A blog formerly known as Bookishness / By Charles Matthews

"Dazzled by so many and such marvelous inventions, the people of Macondo ... became indignant over the living images that the prosperous merchant Bruno Crespi projected in the theater with the lion-head ticket windows, for a character who had died and was buried in one film and for whose misfortune tears had been shed would reappear alive and transformed into an Arab in the next one. The audience, who had paid two cents apiece to share the difficulties of the actors, would not tolerate that outlandish fraud and they broke up the seats. The mayor, at the urging of Bruno Crespi, explained in a proclamation that the cinema was a machine of illusions that did not merit the emotional outbursts of the audience. With that discouraging explanation many ... decided not to return to the movies, considering that they already had too many troubles of their own to weep over the acted-out misfortunes of imaginary beings."
--Gabriel García Márquez, One Hundred Years of Solitude

Friday, October 23, 2020

À Nos Amours (Maurice Pialat, 1983)

Sandrine Bonnaire and Maurice Pialat in À Nos Amours
Cast: Sandrine Bonnaire, Maurice Pialat, Christophe Odent, Dominique Bresnehard, Cyril Collard, Cyr Boitard, Jacques Fischi, Valérie Schlumberger, Evelyne Ker, Pierre Novion, Tsilka Theodoru. Screenplay: Arlette Langmann, Maurice Pialat. Cinematography: Jacques Loiseleux. Production design: Jean-Paul Camail, Arlette Langmann. Film editing: Valérie Condroyer, Sophie Coussin, Yann Dedet. 

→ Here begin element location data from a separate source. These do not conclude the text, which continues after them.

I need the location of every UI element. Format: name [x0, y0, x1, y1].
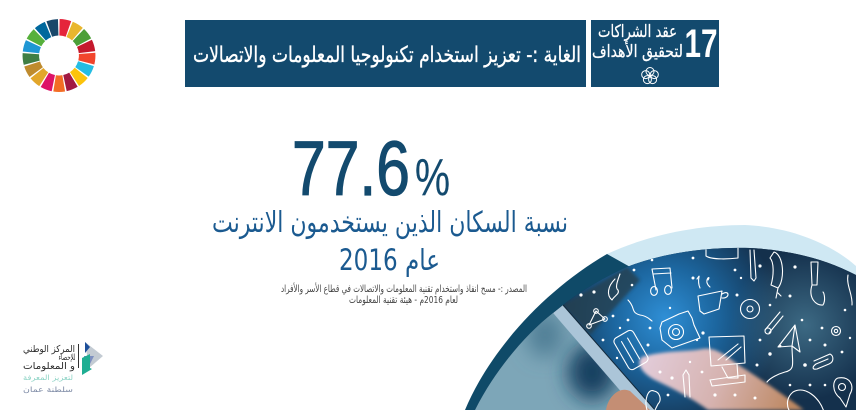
line icons — [587, 248, 852, 410]
big statistic: % — [415, 149, 450, 207]
icon: squiggle pin — [628, 300, 652, 321]
blurred background — [475, 313, 620, 410]
icon: coffee cup — [697, 276, 728, 314]
icon: pencil — [750, 250, 756, 281]
icon: palette — [787, 390, 824, 410]
icon: rounded frame — [706, 248, 738, 259]
finger — [639, 349, 804, 410]
icon: cable — [848, 275, 852, 305]
source note — [281, 282, 527, 306]
tablet dark corner — [563, 267, 640, 335]
goal name line 2: لتحقيق الأهداف — [592, 41, 683, 62]
panel: goal banner — [185, 20, 586, 87]
hand lower left — [606, 390, 650, 410]
source note: المصدر :- مسح انفاذ واستخدام تقنية المعلومات والاتصالات في قطاع الأسر والأفراد — [281, 282, 527, 295]
logo text: للإحصاء — [58, 353, 76, 363]
icon: partnership rosette — [642, 68, 658, 84]
big statistic: 77.6 — [292, 126, 410, 212]
logo tagline: لتعزيز المعرفة — [23, 373, 73, 382]
icon: disc — [740, 300, 760, 318]
icon: speech pin — [834, 378, 852, 407]
icon: at sign — [832, 326, 840, 336]
statistic description: نسبة السكان الذين يستخدمون الانترنت — [212, 205, 568, 239]
tablet edge — [553, 305, 655, 410]
icon: camera — [660, 311, 700, 348]
panel: goal 17 badge — [591, 20, 719, 87]
icon: paper plane — [767, 325, 800, 382]
logo text: المركز الوطني — [23, 344, 75, 355]
logo text: و المعلومات — [23, 361, 75, 372]
icon: clip — [813, 354, 833, 369]
icon: share nodes — [589, 311, 605, 325]
statistic description — [212, 205, 568, 277]
illustration: tablet with hand — [465, 225, 856, 410]
icon: phone handset — [770, 252, 783, 298]
icon: brush — [608, 274, 620, 300]
source note: لعام 2016م - هيئة تقنية المعلومات — [349, 295, 458, 306]
logo country: سلطنة عمان — [23, 385, 73, 394]
heading: goal title: الغاية :- تعزيز استخدام تكنولوجيا المعلومات والاتصالات — [193, 43, 581, 68]
logo text — [23, 344, 76, 372]
icon: music note — [652, 268, 672, 290]
tablet screen — [553, 248, 856, 322]
statistic description: عام 2016 — [339, 243, 440, 277]
navy band — [465, 254, 632, 410]
icon: tablet device — [612, 329, 650, 371]
icon: computer monitor — [709, 336, 745, 386]
logo mark — [82, 342, 103, 375]
logo: national centre for statistics and information — [23, 342, 103, 394]
scattered dots — [579, 251, 851, 400]
light blue arc — [600, 225, 856, 410]
goal name line 1: عقد الشراكات — [598, 22, 677, 42]
icon: SDG colour wheel — [19, 16, 99, 95]
icon: heart — [646, 391, 660, 410]
icon: watch — [811, 262, 825, 305]
icon: pen — [683, 370, 690, 397]
goal number: 17 — [684, 22, 718, 66]
icon: safety pin — [765, 312, 783, 333]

Maurice Pialat is one of those directors who don't make it easy for viewers. He likes jump cuts from time to place that keep you slightly off-balance, and he seems to be obsessed with dysfunction. Not that À Nos Amours is hard to follow or hard to watch. It's graced with a skillful performance by Sandrine Bonnaire, making her screen debut in the key role of Suzanne, the teenage daughter in a family so volatile that it sometimes erupts into blows. Pialat himself plays the father, who finally gets so fed up with his wife (Evelyne Ker) and his dilettantish son (Dominique Bresnehard) that he abandons them -- not before knocking them around a few times. In response to this family craziness, Suzanne turns promiscuous, ignoring the attentions of Luc (Cyr Boitard), who loves her, and sleeping around until she finally decides to marry Jean-Pierre (Cyril Collard), though at the end of the film she has left him and is off to America. There's a raw immediacy to the film, created in part by Pialat's indifference to conventional exposition and transitions, so that we often feel as if we've been thrust into rooms to which we haven't been invited.